Antonino Pio imperadore 2.


Consoli


Tito Elio Adriano Antonino Augusto per la seconda volta, e Cajo Bruttio Presente per la seconda.


Ebbe il console Presente il prenome di Cajo, ciò risultando da una greca iscrizione che si legge nella mia raccolta1. Così da un’altra pubblicata dal Fabretti2 apparisce che avendo Antonino Augusto deposto il consolato, a lui fu sostituito Aulo Giunio Rufino. Morto Adriano imperadore nell’anno precedente, prese le redini del governo Antonino Pio, ed ebbe il titolo d’Imperadore (se non l’avea ottenuto prima), d’Augusto e di Pontefice Massimo. Era egli della famiglia Aurelia, originaria di Nimes, città della Gallia, e il suo primo nome fu quello di Tito Aurelio Fulvo o Fulvio3. L’avolo suo, che portava lo stesso nome, tre volte ebbe l’onore dei fasti consolari: due volte il di lui padre. Arria Fadilla, sua madre, figliuola fu di Arrio Antonino, stato anch’esso console, ed uno de’ più illustri senatori d’allora. Tito Aurelio suddetto si vede poi nominato Arrio Antonino con indizio, che l’avolo materno l’avesse adottato per figliuolo; e certamente fu erede del ricco di lui patrimonio.

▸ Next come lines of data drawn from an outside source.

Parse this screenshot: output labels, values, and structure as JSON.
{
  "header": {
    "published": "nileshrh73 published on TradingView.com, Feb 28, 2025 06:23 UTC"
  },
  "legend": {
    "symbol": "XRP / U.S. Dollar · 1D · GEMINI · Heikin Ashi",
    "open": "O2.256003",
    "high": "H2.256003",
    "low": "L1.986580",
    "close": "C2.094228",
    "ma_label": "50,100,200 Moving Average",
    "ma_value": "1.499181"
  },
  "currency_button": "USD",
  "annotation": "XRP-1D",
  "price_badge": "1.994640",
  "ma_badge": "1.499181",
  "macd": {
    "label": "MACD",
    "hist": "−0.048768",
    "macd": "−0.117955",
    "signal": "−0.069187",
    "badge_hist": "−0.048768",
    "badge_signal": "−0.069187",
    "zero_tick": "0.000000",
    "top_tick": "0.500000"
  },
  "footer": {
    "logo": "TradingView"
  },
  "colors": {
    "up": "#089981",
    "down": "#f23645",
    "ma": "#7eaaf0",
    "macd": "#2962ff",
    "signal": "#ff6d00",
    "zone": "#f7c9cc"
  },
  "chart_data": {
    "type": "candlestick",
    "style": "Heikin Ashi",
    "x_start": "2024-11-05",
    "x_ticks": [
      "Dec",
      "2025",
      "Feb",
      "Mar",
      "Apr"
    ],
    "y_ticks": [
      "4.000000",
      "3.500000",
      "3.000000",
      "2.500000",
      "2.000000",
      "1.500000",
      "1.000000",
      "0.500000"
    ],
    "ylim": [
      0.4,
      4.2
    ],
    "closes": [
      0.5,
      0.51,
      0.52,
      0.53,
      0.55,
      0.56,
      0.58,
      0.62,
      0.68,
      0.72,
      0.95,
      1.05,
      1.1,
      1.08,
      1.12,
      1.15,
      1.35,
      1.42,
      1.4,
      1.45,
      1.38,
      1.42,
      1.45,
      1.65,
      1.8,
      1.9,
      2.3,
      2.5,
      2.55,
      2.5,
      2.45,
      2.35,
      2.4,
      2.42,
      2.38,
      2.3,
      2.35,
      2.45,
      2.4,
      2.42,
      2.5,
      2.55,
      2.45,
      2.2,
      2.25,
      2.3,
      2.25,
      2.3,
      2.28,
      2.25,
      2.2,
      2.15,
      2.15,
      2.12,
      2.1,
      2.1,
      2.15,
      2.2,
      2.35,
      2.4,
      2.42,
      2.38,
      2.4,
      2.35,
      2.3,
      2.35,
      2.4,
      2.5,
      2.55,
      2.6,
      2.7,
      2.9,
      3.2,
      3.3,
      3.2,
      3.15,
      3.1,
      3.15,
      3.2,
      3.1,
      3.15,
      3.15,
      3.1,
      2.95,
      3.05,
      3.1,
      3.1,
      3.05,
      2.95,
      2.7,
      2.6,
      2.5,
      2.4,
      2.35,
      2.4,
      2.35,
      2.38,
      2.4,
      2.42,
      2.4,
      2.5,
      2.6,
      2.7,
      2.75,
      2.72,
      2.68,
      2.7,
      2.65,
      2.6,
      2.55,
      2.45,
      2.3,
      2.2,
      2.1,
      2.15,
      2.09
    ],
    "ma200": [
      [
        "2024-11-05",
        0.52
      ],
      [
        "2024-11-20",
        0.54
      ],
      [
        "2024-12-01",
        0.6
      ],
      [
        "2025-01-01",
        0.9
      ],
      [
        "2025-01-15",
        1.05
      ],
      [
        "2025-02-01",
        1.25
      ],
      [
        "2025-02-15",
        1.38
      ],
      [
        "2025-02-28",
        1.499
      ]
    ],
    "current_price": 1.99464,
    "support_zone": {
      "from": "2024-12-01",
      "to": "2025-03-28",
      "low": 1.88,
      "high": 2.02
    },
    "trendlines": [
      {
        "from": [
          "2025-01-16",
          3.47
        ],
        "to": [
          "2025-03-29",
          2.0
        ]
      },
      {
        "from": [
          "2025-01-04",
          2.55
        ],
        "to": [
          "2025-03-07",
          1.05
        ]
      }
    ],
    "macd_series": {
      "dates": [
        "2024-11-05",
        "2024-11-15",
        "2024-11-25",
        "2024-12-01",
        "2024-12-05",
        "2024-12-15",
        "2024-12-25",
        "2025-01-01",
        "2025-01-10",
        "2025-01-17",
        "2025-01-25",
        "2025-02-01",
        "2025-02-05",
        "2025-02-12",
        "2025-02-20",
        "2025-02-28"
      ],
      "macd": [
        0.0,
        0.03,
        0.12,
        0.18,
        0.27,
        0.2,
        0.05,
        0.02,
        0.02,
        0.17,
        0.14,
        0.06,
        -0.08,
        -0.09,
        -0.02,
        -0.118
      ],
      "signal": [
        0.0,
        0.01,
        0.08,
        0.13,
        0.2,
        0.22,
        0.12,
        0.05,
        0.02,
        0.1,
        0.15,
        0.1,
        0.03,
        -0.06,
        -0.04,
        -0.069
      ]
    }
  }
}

Nacque egli nell’anno 89 della nostra Era nella villa di Lanuvio. Nell’anno 120 dal suo merito fu portato al consolato, imperciocchè si univano in lui la bella presenza, un ingegno penetrante, ma insieme placido e sodo, molta letteratura, maggiore eloquenza, e sopra tutto una rara saviezza, sobrietà ed amorevolezza. Era liberale in donare il suo, lontano dal volere quel d’altri, il tutto sempre operando con misura e senza giattanza. Tale in somma comparve[p. 486] agli occhi dei Romani nella vita privata, e molto più divenuto imperadore, che i saggi l’assomigliavano, e con ragione, a Numa Pompilio. Da Adriano fu scelto per uno de’ quattro consolari che reggevano l’Italia. Proconsole dell’Asia fece un sì bel governo, che ne riportò plauso da ognuno. Poscia ammesso nel consiglio di Adriano, costumò in tutto ciò che era messo in consulta, di eleggere la sentenza più mite. Stimarono alcuni, che l’avere Adriano veduto Antonino entrar nel senato dando di braccio al vecchio suo suocero, cioè al padre d’Annia Galeria Faustina sua moglie, tanto si compiacesse di quell’atto, che per questo il volle suo successore. Ma è ben più da credere che a tale elezione si sentisse mosso Adriano dalla conoscenza e sperienza del senno e delle tante virtù che concorrevano in esso Antonino.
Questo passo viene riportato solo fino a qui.